Inserito il 16 dicembre 2008 da admin. - scienze_varie - segnala a: facebook  Stampa la Pillola  Stampa la Pillola in pdf  Informa un amico  

Disegnare alcuni scenari ipotetici può aiutare a comprendere quanto sia arduo definire cosa si intende quando si parla appropriatezza prescrittiva dei farmaci.

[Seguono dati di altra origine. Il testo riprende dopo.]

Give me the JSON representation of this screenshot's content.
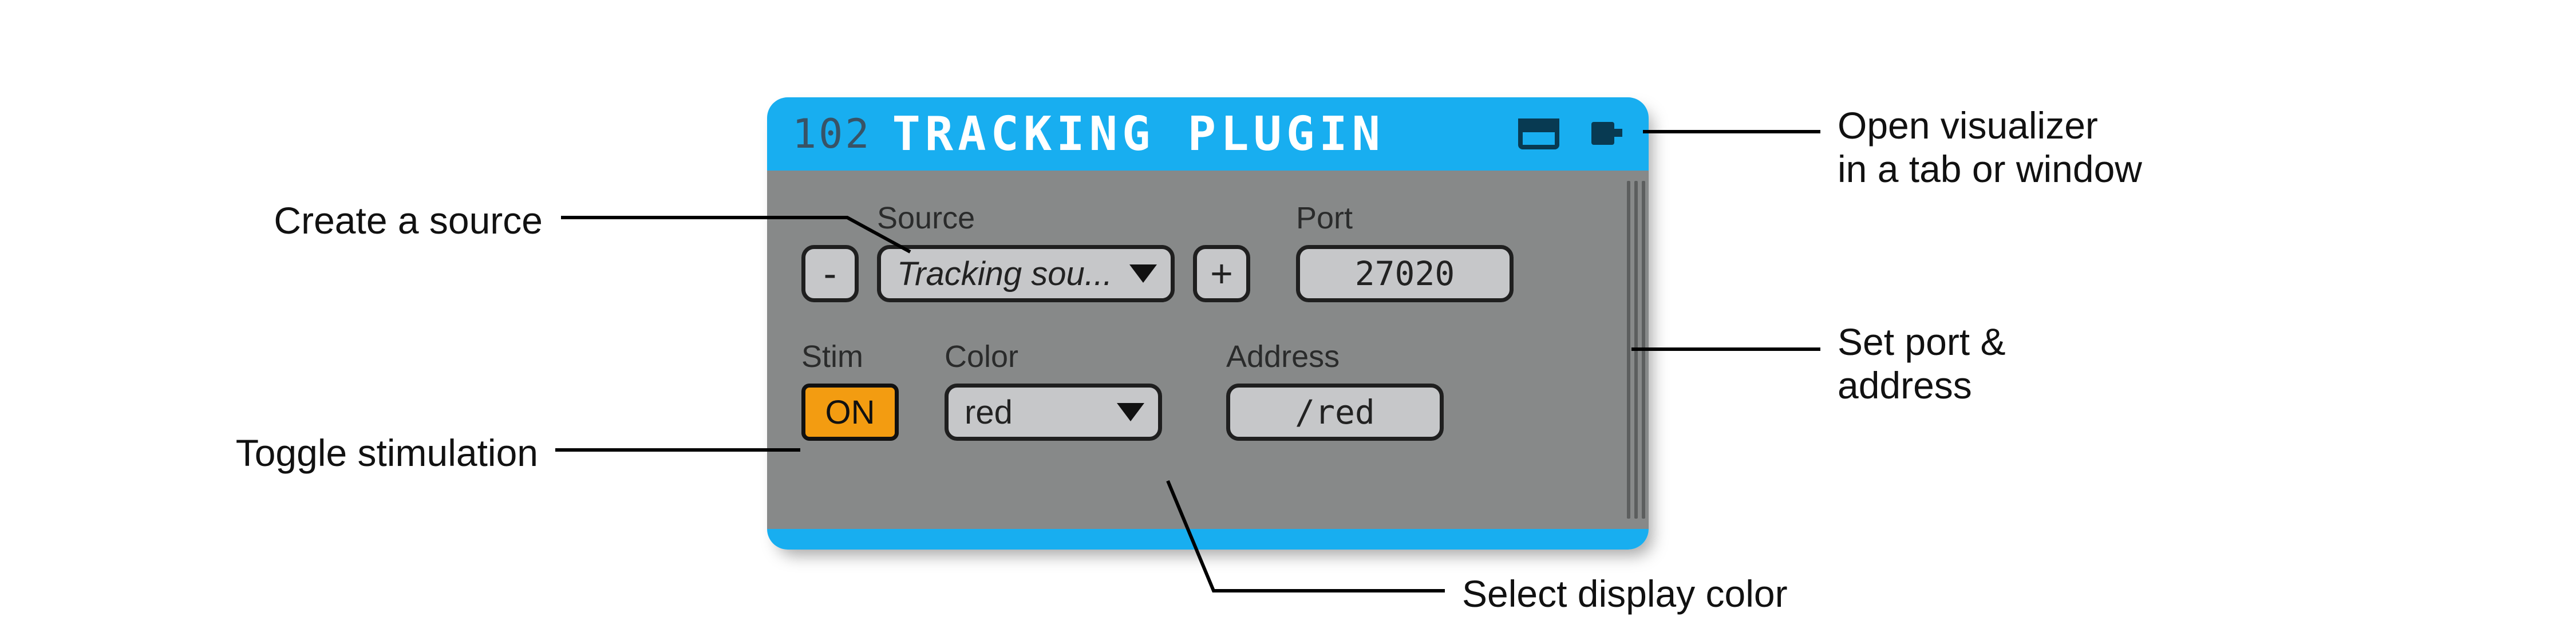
{
  "header": {
    "id": "102",
    "title": "TRACKING PLUGIN"
  },
  "labels": {
    "source": "Source",
    "port": "Port",
    "stim": "Stim",
    "color": "Color",
    "address": "Address"
  },
  "controls": {
    "remove": "-",
    "add": "+",
    "source_selected": "Tracking sou...",
    "port_value": "27020",
    "stim_state": "ON",
    "color_selected": "red",
    "address_value": "/red"
  },
  "callouts": {
    "create_source": "Create a source",
    "toggle_stim": "Toggle stimulation",
    "open_vis_1": "Open visualizer",
    "open_vis_2": "in a tab or window",
    "set_port_1": "Set port &",
    "set_port_2": "address",
    "select_color": "Select display color"
  }
}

Spesso si ritiene che una riduzione della spesa farmaceutica voglia dire, tout court, miglior appropriatezza della prescrizione dei farmaci. Questo concetto ha ispirato la stipula di Patti Aziendali con le ASL che incentivano la prescrizione di farmaci, a parità di efficacia, dal costo minore. Il principio è ovviamente del tutto condivisibile: considerato che ogni ricetta del SSN costituisce un assegno che poi tutta la collettività deve pagare, è del tutto corretto che, se due farmaci sono egualmente efficaci nel trattare una determinata patologia, si debba dare la preferenza a quello più economico, fatte salve intolleranza, inefficacia o controndicazioni da valutare nel singolo paziente.
Tuttavia valutare l'appropriatezza solo sulla base di un indicatore grossolano come il costo non ci sembra "appropriato" (ci scusino i lettori per il gioco di parole).
Per dimostrarlo ricorreremo ad un esempio: si supponga che per trattare la patologia "X" siano disponibili 10 farmaci appartenenti alla classe "A", dal costo molto diverso l'uno dall'altro, ma dalla efficacia sovrapponibile. Viene siglato un Patto Aziendale che prevede l'uso preferenziale dei farmaci più economici.
A questo punto, dopo un anno che il Patto è in vigore, si tirano le somme. I parametri che generalmente vengono presi in considerazione sono da un lato la spesa globale per i farmaci della classe "A" e dall'altro il numero totale dei pazienti che è stato trattato con questi prodotti.
Si possono ipotizzare tre macroscenari a seconda se il numero dei pazienti trattati è rimasto uguale, è aumentato oppure si è ridotto rispetto al dato storico (baseline).
A sua volta ogni macroscenario prevede tre sottoscenari a seconda se la spesa totale per i farmaci della classe "A" si è mantenuta stabile, si è ridotta oppure è aumentata rispetto al baseline. In totale quindi si possono prevedere nove scenari diversi.
Proviamo ad analizzarli uno per uno.


Il numero totale dei pazienti trattati è rimasto invariato


La spesa è rimasta invariata
In questo caso non è possibile alcuna considerazione rispetto al baseline.

La spesa si è ridotta
In questo caso la riduzione di spesa è dovuta ad uno spostamento delle prescrizioni verso i farmaci a minor costo. Poichè si è ipotizzato che tutti i farmaci della classe "A" sono ugualmente efficaci, il dato è ovviamente positivo. Si noti comunque che poco si può dire circa l'appropriatezza vera e propria, in quanto non si può escludere che ci siano pazienti sottotrattati o addirittura non trattati.

La spesa è aumentata
In questo caso l'aumento della spesa è dovuto allo spostamento delle prescrizioni verso i farmaci più costosi. Il dato quindi ha una valenza negativa. Tuttavia è possibile anche una spiegazione alternativa, almeno in via speculativa: i farmaci più economici sono egualmente efficaci, ma gravati da effetti collaterali maggiori per cui si rende necessario ricorrere alle alternative più costose. Ovviamente quest'ultima rimane un'ipotesi che andrebbe poi dimostrata sul campo.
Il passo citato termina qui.